Les traitements actuels tels que statines, ézétimibe ou fibrates ne diminuent pas significativement les concentrations de Lp(a). Ainsi donc, en présence d’un taux élevé de Lp(a), notre seul recours est d’abaisser plus encore le taux de LDL-C et de corriger plus intensivement les autres facteurs de risque. Un taux élevé de Lp(a) contribue en effet à faire passer le risque cardiovasculaire estimé d’un patient de « modéré » à « élevé » ou d’ « élevé » à « très élevé » (Figure 2). Il s’ensuit que la cible de LDL-C en est affectée.

Selon leur disponibilité future, des traitements tels que la LDL aphérèse (technique semblable à la plasmaphérèse mais qui filtre les particules LDL et Lp(a)) (12, 13) ou les anticorps monoclonaux humains contre la protéine PCSK9 (anti-PCSK9) (14) permettront d’agir plus directement sur la Lp(a). D’autres thérapeutiques sont en cours de développement telles que l’inhibition de la synthèse de l’apoB ou de l’apo(a) par des oligonucléotides anti-sens, les analogues des hormones thyroïdiennes, les inhibiteurs de la MTP ou de la CETP (4).

 

 

 

2.2. Hypercholestérolémie familiale

2.2.1. Qu’est-ce que c’est ?

L’hypercholestérolémie familiale (HF) hétérozygote (Figure 3) est caractérisée par un taux très élevé de cholestérol LDL (taux de C- LDL deux fois supérieur aux taux habituels) depuis la naissance produisant une athéromatose prématurée et même le dépôt de cholestérol dans divers tissus produisant l’apparition des xanthômes tendineux et des arcs cornéens prématurés (15). Cette élévation du taux de LDL-C est la conséquence d’un défaut d’épuration des LDL, elle-même causée par la présence d’une mutation sur un des allèles des gènes codant soit pour le récepteur aux LDL, soit pour l’apolipoprotéine B ou soit encore la protéine PCSK9 (12).

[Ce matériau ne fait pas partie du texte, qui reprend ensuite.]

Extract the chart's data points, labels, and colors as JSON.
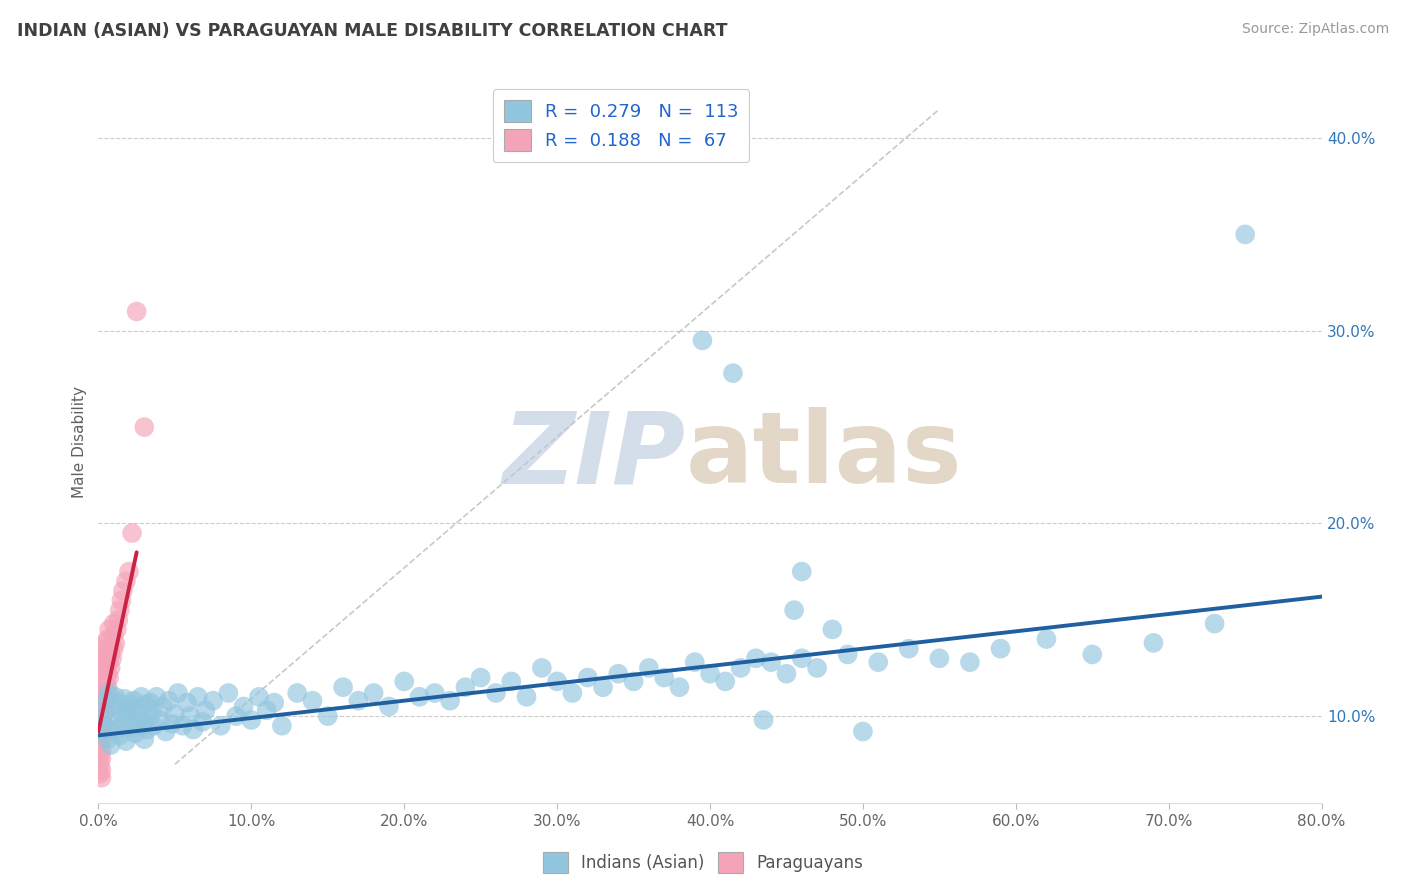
{
  "title": "INDIAN (ASIAN) VS PARAGUAYAN MALE DISABILITY CORRELATION CHART",
  "source": "Source: ZipAtlas.com",
  "ylabel": "Male Disability",
  "blue_R": 0.279,
  "blue_N": 113,
  "pink_R": 0.188,
  "pink_N": 67,
  "blue_color": "#92c5de",
  "pink_color": "#f4a4b8",
  "blue_line_color": "#2060a0",
  "pink_line_color": "#cc2244",
  "xlim": [
    0.0,
    0.8
  ],
  "ylim": [
    0.055,
    0.43
  ],
  "xticks": [
    0.0,
    0.1,
    0.2,
    0.3,
    0.4,
    0.5,
    0.6,
    0.7,
    0.8
  ],
  "xtick_labels": [
    "0.0%",
    "10.0%",
    "20.0%",
    "30.0%",
    "40.0%",
    "50.0%",
    "60.0%",
    "70.0%",
    "80.0%"
  ],
  "yticks": [
    0.1,
    0.2,
    0.3,
    0.4
  ],
  "ytick_labels": [
    "10.0%",
    "20.0%",
    "30.0%",
    "40.0%"
  ],
  "background_color": "#ffffff",
  "grid_color": "#cccccc",
  "title_color": "#404040",
  "axis_label_color": "#606060",
  "blue_scatter_x": [
    0.002,
    0.003,
    0.004,
    0.005,
    0.006,
    0.007,
    0.008,
    0.009,
    0.01,
    0.011,
    0.012,
    0.013,
    0.014,
    0.015,
    0.016,
    0.017,
    0.018,
    0.019,
    0.02,
    0.021,
    0.022,
    0.023,
    0.024,
    0.025,
    0.026,
    0.027,
    0.028,
    0.029,
    0.03,
    0.031,
    0.032,
    0.033,
    0.034,
    0.035,
    0.036,
    0.038,
    0.04,
    0.042,
    0.044,
    0.046,
    0.048,
    0.05,
    0.052,
    0.055,
    0.058,
    0.06,
    0.062,
    0.065,
    0.068,
    0.07,
    0.075,
    0.08,
    0.085,
    0.09,
    0.095,
    0.1,
    0.105,
    0.11,
    0.115,
    0.12,
    0.13,
    0.14,
    0.15,
    0.16,
    0.17,
    0.18,
    0.19,
    0.2,
    0.21,
    0.22,
    0.23,
    0.24,
    0.25,
    0.26,
    0.27,
    0.28,
    0.29,
    0.3,
    0.31,
    0.32,
    0.33,
    0.34,
    0.35,
    0.36,
    0.37,
    0.38,
    0.39,
    0.4,
    0.41,
    0.42,
    0.43,
    0.44,
    0.45,
    0.46,
    0.47,
    0.49,
    0.51,
    0.53,
    0.55,
    0.57,
    0.59,
    0.62,
    0.65,
    0.69,
    0.73,
    0.75,
    0.46,
    0.48,
    0.5,
    0.395,
    0.415,
    0.435,
    0.455
  ],
  "blue_scatter_y": [
    0.092,
    0.1,
    0.095,
    0.108,
    0.088,
    0.112,
    0.085,
    0.105,
    0.098,
    0.11,
    0.093,
    0.107,
    0.09,
    0.102,
    0.096,
    0.109,
    0.087,
    0.103,
    0.099,
    0.106,
    0.094,
    0.108,
    0.091,
    0.104,
    0.097,
    0.101,
    0.11,
    0.095,
    0.088,
    0.106,
    0.093,
    0.099,
    0.107,
    0.103,
    0.095,
    0.11,
    0.098,
    0.105,
    0.092,
    0.108,
    0.096,
    0.101,
    0.112,
    0.095,
    0.107,
    0.1,
    0.093,
    0.11,
    0.097,
    0.103,
    0.108,
    0.095,
    0.112,
    0.1,
    0.105,
    0.098,
    0.11,
    0.103,
    0.107,
    0.095,
    0.112,
    0.108,
    0.1,
    0.115,
    0.108,
    0.112,
    0.105,
    0.118,
    0.11,
    0.112,
    0.108,
    0.115,
    0.12,
    0.112,
    0.118,
    0.11,
    0.125,
    0.118,
    0.112,
    0.12,
    0.115,
    0.122,
    0.118,
    0.125,
    0.12,
    0.115,
    0.128,
    0.122,
    0.118,
    0.125,
    0.13,
    0.128,
    0.122,
    0.13,
    0.125,
    0.132,
    0.128,
    0.135,
    0.13,
    0.128,
    0.135,
    0.14,
    0.132,
    0.138,
    0.148,
    0.35,
    0.175,
    0.145,
    0.092,
    0.295,
    0.278,
    0.098,
    0.155
  ],
  "pink_scatter_x": [
    0.001,
    0.001,
    0.001,
    0.001,
    0.001,
    0.001,
    0.001,
    0.001,
    0.001,
    0.001,
    0.001,
    0.001,
    0.002,
    0.002,
    0.002,
    0.002,
    0.002,
    0.002,
    0.002,
    0.002,
    0.002,
    0.002,
    0.002,
    0.002,
    0.002,
    0.003,
    0.003,
    0.003,
    0.003,
    0.003,
    0.003,
    0.003,
    0.004,
    0.004,
    0.004,
    0.004,
    0.004,
    0.005,
    0.005,
    0.005,
    0.005,
    0.005,
    0.006,
    0.006,
    0.006,
    0.006,
    0.007,
    0.007,
    0.007,
    0.007,
    0.008,
    0.008,
    0.009,
    0.01,
    0.01,
    0.01,
    0.011,
    0.012,
    0.013,
    0.014,
    0.015,
    0.016,
    0.018,
    0.02,
    0.022,
    0.025,
    0.03
  ],
  "pink_scatter_y": [
    0.1,
    0.095,
    0.105,
    0.09,
    0.11,
    0.085,
    0.115,
    0.08,
    0.12,
    0.075,
    0.125,
    0.07,
    0.1,
    0.108,
    0.095,
    0.112,
    0.088,
    0.118,
    0.082,
    0.122,
    0.078,
    0.128,
    0.072,
    0.132,
    0.068,
    0.105,
    0.11,
    0.098,
    0.115,
    0.092,
    0.12,
    0.13,
    0.108,
    0.115,
    0.102,
    0.122,
    0.135,
    0.112,
    0.118,
    0.108,
    0.125,
    0.138,
    0.115,
    0.122,
    0.13,
    0.14,
    0.12,
    0.128,
    0.135,
    0.145,
    0.125,
    0.132,
    0.13,
    0.135,
    0.142,
    0.148,
    0.138,
    0.145,
    0.15,
    0.155,
    0.16,
    0.165,
    0.17,
    0.175,
    0.195,
    0.31,
    0.25
  ]
}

2.2.2. Conséquences cliniques

En l’absence de traitement avant 50 ans, 50% des hommes et 30% des femmes développent un problème cardiaque (contre 5% chez les personnes sans HF).

2.2.3. Quel est le problème dans notre pratique ?

L’HF est fréquente (1/400), touchant 25.000 Belges mais tout porte à croire qu’on ignore le diagnostic dans bon nombre de cas et que le traitement est commencé trop tardivement et/ou insuffisamment puissant (13).

2.2.4. Comment le solutionner ?

Ce déficit de diagnostic pourrait être évité par une meilleure prise de conscience de cette éventualité (Figure 3) devant des antécédents familiaux de maladie cardiovasculaire précoce ou devant un taux de cholestérol très élevé (LDL > 190mg/dl chez l’adulte ou > 130mg/dl chez l’enfant ; pour rappel : les taux moyens « normaux » dans la population belge sont 130 mg/dl chez l’adulte et 90 mg/dL chez l’enfant < 13 ans).

Une bonne connaissance des critères diagnostiques cliniques de la maladie (Tableau 1) facilitera son identification. La démonstration d’une mutation fonctionnelle sur le gène du LDLR, APOB ou PCSK9 prouvera de manière univoque l’existence d’une HF (attention ! Un test génétique négatif n’exclut pas une HF, car sa sensibilité est d’environ 80 %).

 

 

 

 

 

 

 

Enfin c’est une maladie autosomale dominante (transmission de parents à enfants est de 50%) dont les complications cardiovasculaires surviennent précocement, ce qui rend indispensable un dépistage familial plus systématique incluant les enfants.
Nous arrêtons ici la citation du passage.